In the same week that an influential group consisting of the world’s most respected cryptographers and computer scientists slammed plans to introduce backdoors into encryption systems, calling them ‘unprincipled and unworkable’, Comey (who prefers the term ‘front doors’), made some of his strongest attacks yet on end-to-end encryption.
According to Comey (sans any actual evidence), the ability to access decrypted messages is vital to America’s ability to combat threats from ISIS. Comey claims that the FBI has successfully prevented ISIS plots so far, but that,
‘There is a device, a devil on their shoulder all day long saying kill kill kill kill. I cannot see me stopping these [plots] indefinitely. I am not trying to scare folks.’
Aside from the fact that he clearly is trying to scare people, this is not a new drum Comey is banging. Despite almost unanimous opposition from technical experts, the technology industry, and civil rights campaigners, Comey is determined to push for government access to encrypted data.
Although formulated in many different ways, Comey’s basic argument is:
End-to-end encryption is really hard to crack
- Bad guys use end-to-end encryption
- This is bad.
Everyone else’s arguments are that:
- A backdoor for the government is also a back door to criminals and terrorists. Weakening encryption makes the world less safe for everyone
- Human beings have a moral right to privacy
- By mandating backdoors, the United Stes will lose the ‘soft war’, undermining its moral high-ground when criticizing repressive regimes for undermining civil liberties. If it is okay for the US for have backdoor access to encrypted communications, is it also okay for China?

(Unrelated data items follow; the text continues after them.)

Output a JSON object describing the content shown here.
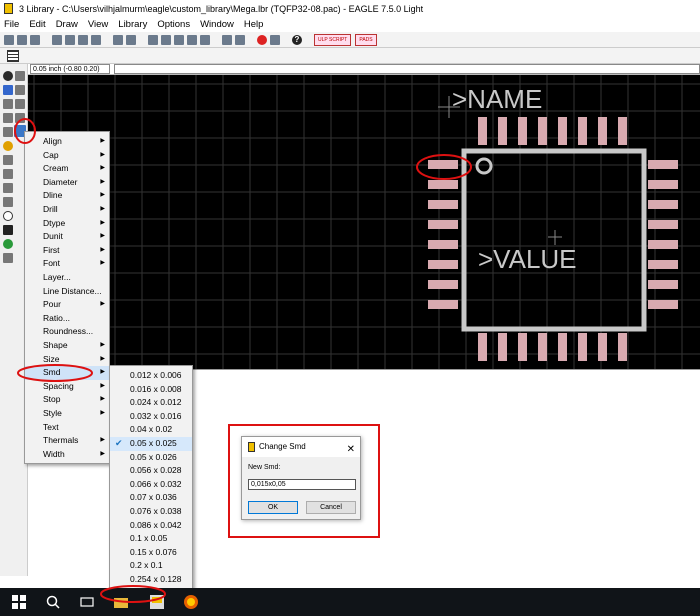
{
  "window": {
    "title": "3 Library - C:\\Users\\vilhjalmurm\\eagle\\custom_library\\Mega.lbr (TQFP32-08.pac) - EAGLE 7.5.0 Light"
  },
  "menubar": [
    "File",
    "Edit",
    "Draw",
    "View",
    "Library",
    "Options",
    "Window",
    "Help"
  ],
  "toolbar": {
    "script_button_1": "ULP SCRIPT",
    "script_button_2": "PADS"
  },
  "coords": {
    "readout": "0.05 inch (-0.80 0.20)"
  },
  "canvas": {
    "name_label": ">NAME",
    "value_label": ">VALUE"
  },
  "change_menu": {
    "items": [
      {
        "label": "Align",
        "submenu": true
      },
      {
        "label": "Cap",
        "submenu": true
      },
      {
        "label": "Cream",
        "submenu": true
      },
      {
        "label": "Diameter",
        "submenu": true
      },
      {
        "label": "Dline",
        "submenu": true
      },
      {
        "label": "Drill",
        "submenu": true
      },
      {
        "label": "Dtype",
        "submenu": true
      },
      {
        "label": "Dunit",
        "submenu": true
      },
      {
        "label": "First",
        "submenu": true
      },
      {
        "label": "Font",
        "submenu": true
      },
      {
        "label": "Layer...",
        "submenu": false
      },
      {
        "label": "Line Distance...",
        "submenu": false
      },
      {
        "label": "Pour",
        "submenu": true
      },
      {
        "label": "Ratio...",
        "submenu": false
      },
      {
        "label": "Roundness...",
        "submenu": false
      },
      {
        "label": "Shape",
        "submenu": true
      },
      {
        "label": "Size",
        "submenu": true
      },
      {
        "label": "Smd",
        "submenu": true
      },
      {
        "label": "Spacing",
        "submenu": true
      },
      {
        "label": "Stop",
        "submenu": true
      },
      {
        "label": "Style",
        "submenu": true
      },
      {
        "label": "Text",
        "submenu": false
      },
      {
        "label": "Thermals",
        "submenu": true
      },
      {
        "label": "Width",
        "submenu": true
      }
    ],
    "highlighted": "Smd"
  },
  "smd_submenu": {
    "items": [
      "0.012 x 0.006",
      "0.016 x 0.008",
      "0.024 x 0.012",
      "0.032 x 0.016",
      "0.04 x 0.02",
      "0.05 x 0.025",
      "0.05 x 0.026",
      "0.056 x 0.028",
      "0.066 x 0.032",
      "0.07 x 0.036",
      "0.076 x 0.038",
      "0.086 x 0.042",
      "0.1 x 0.05",
      "0.15 x 0.076",
      "0.2 x 0.1",
      "0.254 x 0.128",
      "..."
    ],
    "checked": "0.05 x 0.025"
  },
  "dialog": {
    "title": "Change Smd",
    "close_glyph": "✕",
    "field_label": "New Smd:",
    "field_value": "0,015x0,05",
    "ok_label": "OK",
    "cancel_label": "Cancel"
  },
  "colors": {
    "canvas_bg": "#000000",
    "pad": "#d9aab0",
    "outline": "#c8c8c8",
    "grid": "#333333",
    "highlight_red": "#dd1111"
  }
}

- Any such move would be disastrous for the US technology industry. After all, why would anyone use products they know are backdoored by the US government?
- Similarly, any such move could only apply to US products. There would be absolutely nothing, therefore, to prevent the ‘bad guys’ from simply using non-US products. Critically, this means that all the above listed negatives would result from introducing backdoors into encryption, but without a single shred of advantage being gained.
- Perhaps in an attempt to soften the impact of some of the above crticisms, Comey (with the support of deputy attorney general Sally Yates) told the Senate that he does not want the government itself to hold everyone’s private encryption keys, but that tech companies should simply cooperate in handing over this information when requested.
Perhaps also trying to address the negative reaction that talk of backdoors (or ‘front doors’) has provoked, Yates was keen to downplay the notion of ‘doors’,
‘The approach of the administration is not to have a legislative solution at this point to cram down the throats of the technology industry. We’re not seeking a front door, a back door, or any other kind of door. We’re seeking to work with industry such that they will be able to respond to [warrants] … we want an individual solution with each individual company.’
On what these’ solutions’ may be, Comey and Yates remained very fuzzy, but it doesn’t really matter much, as the result would be exactly the same as a ‘backdoor.’ This is clearly just a cynical attempt to rebrand a conversation that is not going well for Comey.
Perhaps it is time for Comey and his supporters to come to terms with the fact that ever since mankind first thought to knock two rocks together, all technological progress has been something of a two-edged sword. Almost anything than can be used by the majority for the greater good, can also be subverted to less desirable ends. Should be ban all hammers because hammers are sometimes used as murder weapons?
Even Comey started off his speech to the Senate with the statement that ‘encryption is a great thing,’ before spending the rest of his time discussing ways to destroy it.’ Yes, ‘bad guys’ use encryption, but it also provides security and privacy for the vast majority of law abiding people in the world. Deal with it.